The good news is that there are simple, cost-effective strategies that many companies are now employing to reduce their exposure to cyber attacks. Though they will never be 100% bullet proof, they can serve as a start for any business looking to improve their cyber security.
Here are three cost-effective strategies that companies are implementing to safeguard against cyber risks:
1. Two-Factor Authentication
This form of authentication has recently gained in popularity – if you use any popular email platforms such as gmail, then this may be familiar to you.
The aim of two-factor Authentication, or 2FA, is to provide a significantly more secure login than a traditional one-password login.
How it works: traditionally, to login to a website, you were only required to login with a username and password.
With 2FA, you will need to not only enter a password when logging in, but also use another device to verify your login. For example, you may be required to enter a unique code generated by an Authenticator app on your phone before you can login, or enter a code sent to your email or phone before logging in.
Basically, 2FA adds another extra layer of security to your login, should your existing login credentials be compromised.
To strengthen the login process, companies are also using CAPTCHA (Completely Automated Public Turing test) technology to safeguard against suspicious logins. Essentially, CAPTCHA technology helps a website differentiate between a real human trying to login, rather than an automated and potentially malicious bot.
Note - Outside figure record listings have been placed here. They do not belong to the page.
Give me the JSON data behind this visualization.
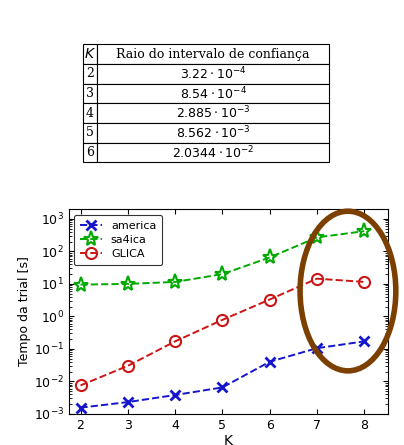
{
  "table_K": [
    "$K$",
    "2",
    "3",
    "4",
    "5",
    "6"
  ],
  "table_values": [
    "Raio do intervalo de confiança",
    "$3.22 \\cdot 10^{-4}$",
    "$8.54 \\cdot 10^{-4}$",
    "$2.885 \\cdot 10^{-3}$",
    "$8.562 \\cdot 10^{-3}$",
    "$2.0344 \\cdot 10^{-2}$"
  ],
  "K": [
    2,
    3,
    4,
    5,
    6,
    7,
    8
  ],
  "america_y": [
    0.00155,
    0.0023,
    0.0038,
    0.0065,
    0.04,
    0.105,
    0.17
  ],
  "sa4ica_y": [
    9.5,
    10.0,
    11.5,
    20.0,
    65.0,
    270.0,
    420.0
  ],
  "glica_y": [
    0.0075,
    0.03,
    0.17,
    0.78,
    3.3,
    14.5,
    11.5
  ],
  "ylabel": "Tempo da trial [s]",
  "xlabel": "K",
  "america_color": "#1515cc",
  "sa4ica_color": "#00aa00",
  "glica_color": "#cc1515",
  "ellipse_color": "#7B3F00",
  "ylim_min": 0.001,
  "ylim_max": 2000,
  "xlim_min": 1.75,
  "xlim_max": 8.5
}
There are several forms of CAPTCHA, with some popular ones involving login screens requiring users to match various photos with words, solve simple maths problems or record a string of characters presented on a screen.
2. Data backups
There’s plenty of evidence that demonstrates that a cyber attack can significantly damage or completely ruin a business.
As a business, you bear the risk of losing all, or a portion of your important data, from a cyber attack. The data could be personal data, classified data, client data, sensitive emails, a complete website or anything else stored digitally. This data could be corrupted or even used against you in a ransomware attack. JBS, a leader in meat processing, for example, recently paid a $14.2 million ransom to cyber criminals in order to safeguard their data.
There are several ways to backup your data, and if you are not an IT professional, it may be beneficial to engage the advice of some backup security experts. For example, there are some strategies that suggest you store backups of your data in at least three different locations and in two different formats (such as through local servers or the cloud). Many companies now also use encrypted backups in offsite locations.
3. Cyber insurance
If you were to take any of the examples above as evidence, it is clear that whatever the size of your company or security team, you will always be exposed to certain levels of cyber risk. Even a robust security system has holes that cyber criminals can take advantage of.
This is where Cyber Insurance can be a crucial, yet surprisingly cost-effective tool to safeguard your business in the event of a cyber attack. In the event of a cyber attack, the right cyber insurance policy can cover your financial losses associated with that attack. For example, a good Cyber Insurance policy may be able to provide you cover for:
- Financial losses associated with cyber theft
- Profits lost as a result of cyber attacks
- Penalties and fines imposed upon your company for breaching privacy regulation laws
- Losses that are payable to other parties as a result of breaching their privacy
Implementing two-factor authentication, backing up your data and considering Cyber Insurance are just some examples of what you can do to improve your company’s cyber security.